Configuration

Colly is a highly customizable scraping framework. It has sane defaults and provides plenty of options to change them.

Collector configuration

Full list of collector attributes can be found here. The recommended way to initialize a collector is using colly.NewCollector(options...).

Create a collector with default settings:

c1 := colly.NewCollector()

Create another collector and change User-Agent and url revisit options:

c2 := colly.NewCollector(
	colly.UserAgent("xy"),
	colly.AllowURLRevisit(),
)

or

c2 := colly.NewCollector()
c2.UserAgent = "xy"
c2.AllowURLRevisit = true

Configuration can be changed at any point of a scraping job by overwriting the attributes of the collectors.

A good example is a User-Agent switcher which changes User-Agent on every request:

const letterBytes = "abcdefghijklmnopqrstuvwxyzABCDEFGHIJKLMNOPQRSTUVWXYZ"

func RandomString() string {
	b := make([]byte, rand.Intn(10)+10)
	for i := range b {
		b[i] = letterBytes[rand.Intn(len(letterBytes))]
	}
	return string(b)
}

c := colly.NewCollector()

c.OnRequest(func(r *colly.Request) {
	r.Headers.Set("User-Agent", RandomString())
})

Configuration via environment variables

Collector’s default configuration can be changed via environment variables. This allows us to fine-tune collectors without recompile. Environment parsing is the last step of the collector initialization, so every configuration change after the initialization overrides the config parsed from environment.

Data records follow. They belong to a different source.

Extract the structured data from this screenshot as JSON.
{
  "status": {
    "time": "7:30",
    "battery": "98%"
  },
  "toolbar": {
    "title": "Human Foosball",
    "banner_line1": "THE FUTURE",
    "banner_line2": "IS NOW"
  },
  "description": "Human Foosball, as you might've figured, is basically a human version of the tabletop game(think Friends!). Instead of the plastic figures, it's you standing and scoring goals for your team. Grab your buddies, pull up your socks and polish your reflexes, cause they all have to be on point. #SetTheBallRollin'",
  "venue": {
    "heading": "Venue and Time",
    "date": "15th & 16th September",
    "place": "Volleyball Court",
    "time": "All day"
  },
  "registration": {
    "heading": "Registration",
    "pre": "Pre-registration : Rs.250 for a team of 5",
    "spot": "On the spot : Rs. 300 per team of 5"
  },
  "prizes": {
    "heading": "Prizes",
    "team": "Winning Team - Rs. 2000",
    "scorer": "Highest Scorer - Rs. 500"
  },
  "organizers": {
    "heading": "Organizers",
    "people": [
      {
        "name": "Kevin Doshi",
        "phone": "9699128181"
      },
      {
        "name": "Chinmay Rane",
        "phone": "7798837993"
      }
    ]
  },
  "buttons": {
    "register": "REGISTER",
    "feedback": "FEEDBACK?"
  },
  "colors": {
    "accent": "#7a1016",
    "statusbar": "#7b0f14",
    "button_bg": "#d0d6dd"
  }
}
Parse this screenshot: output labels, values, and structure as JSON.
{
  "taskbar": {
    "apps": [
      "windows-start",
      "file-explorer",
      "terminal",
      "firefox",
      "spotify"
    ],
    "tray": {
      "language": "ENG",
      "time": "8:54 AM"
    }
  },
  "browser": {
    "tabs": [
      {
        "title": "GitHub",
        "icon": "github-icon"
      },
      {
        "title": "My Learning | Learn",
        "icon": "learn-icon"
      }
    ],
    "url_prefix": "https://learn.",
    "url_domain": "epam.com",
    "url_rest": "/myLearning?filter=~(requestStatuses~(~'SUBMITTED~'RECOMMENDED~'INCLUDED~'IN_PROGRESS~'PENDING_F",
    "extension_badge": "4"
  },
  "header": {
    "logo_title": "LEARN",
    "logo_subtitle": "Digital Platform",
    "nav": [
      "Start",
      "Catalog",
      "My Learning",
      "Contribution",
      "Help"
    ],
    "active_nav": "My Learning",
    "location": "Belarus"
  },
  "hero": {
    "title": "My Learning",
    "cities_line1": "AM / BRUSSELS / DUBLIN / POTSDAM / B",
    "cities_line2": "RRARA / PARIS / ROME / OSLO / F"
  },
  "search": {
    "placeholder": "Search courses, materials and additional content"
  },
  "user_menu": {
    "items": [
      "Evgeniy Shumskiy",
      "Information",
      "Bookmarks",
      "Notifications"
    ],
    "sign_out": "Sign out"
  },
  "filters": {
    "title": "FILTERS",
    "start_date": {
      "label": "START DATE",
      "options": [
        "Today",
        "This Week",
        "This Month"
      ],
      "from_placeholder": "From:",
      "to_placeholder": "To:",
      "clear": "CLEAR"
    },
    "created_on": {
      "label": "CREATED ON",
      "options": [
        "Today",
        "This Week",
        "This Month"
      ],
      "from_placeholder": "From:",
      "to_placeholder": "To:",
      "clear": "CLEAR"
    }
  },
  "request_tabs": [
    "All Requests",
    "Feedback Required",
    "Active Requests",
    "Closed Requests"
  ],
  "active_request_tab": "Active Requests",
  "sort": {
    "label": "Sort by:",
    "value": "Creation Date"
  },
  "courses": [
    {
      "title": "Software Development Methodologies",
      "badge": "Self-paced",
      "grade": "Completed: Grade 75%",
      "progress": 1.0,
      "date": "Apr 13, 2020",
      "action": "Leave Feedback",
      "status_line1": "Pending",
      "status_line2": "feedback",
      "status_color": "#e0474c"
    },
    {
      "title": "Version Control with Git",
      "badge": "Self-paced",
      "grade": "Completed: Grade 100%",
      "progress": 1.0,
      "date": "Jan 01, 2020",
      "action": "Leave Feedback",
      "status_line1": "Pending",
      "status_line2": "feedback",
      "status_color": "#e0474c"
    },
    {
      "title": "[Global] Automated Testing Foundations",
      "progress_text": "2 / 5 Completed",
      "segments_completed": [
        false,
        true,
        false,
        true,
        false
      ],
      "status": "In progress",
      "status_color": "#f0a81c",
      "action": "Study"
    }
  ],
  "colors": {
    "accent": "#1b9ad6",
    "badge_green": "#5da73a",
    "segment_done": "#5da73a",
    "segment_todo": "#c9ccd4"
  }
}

Environment config variables

  • ALLOWED_DOMAINS (comma separated list of domains)
  • CACHE_DIR (string)
  • DETECT_CHARSET (y/n)
  • DISABLE_COOKIES (y/n)
  • DISALLOWED_DOMAINS (comma separated list of domains)
  • IGNORE_ROBOTSTXT (y/n)
  • MAX_BODY_SIZE (int)
  • MAX_DEPTH (int - 0 means infinite)
  • PARSE_HTTP_ERROR_RESPONSE (y/n)
  • USER_AGENT (string)

HTTP configuration

Colly uses Golang’s default http client as networking layer. HTTP options can be tweaked by changing the default HTTP roundtripper.

c := colly.NewCollector()
c.WithTransport(&http.Transport{
	Proxy: http.ProxyFromEnvironment,
	DialContext: (&net.Dialer{
		Timeout:   30 * time.Second,
		KeepAlive: 30 * time.Second,
		DualStack: true,
	}).DialContext,
	MaxIdleConns:          100,
	IdleConnTimeout:       90 * time.Second,
	TLSHandshakeTimeout:   10 * time.Second,
	ExpectContinueTimeout: 1 * time.Second,
}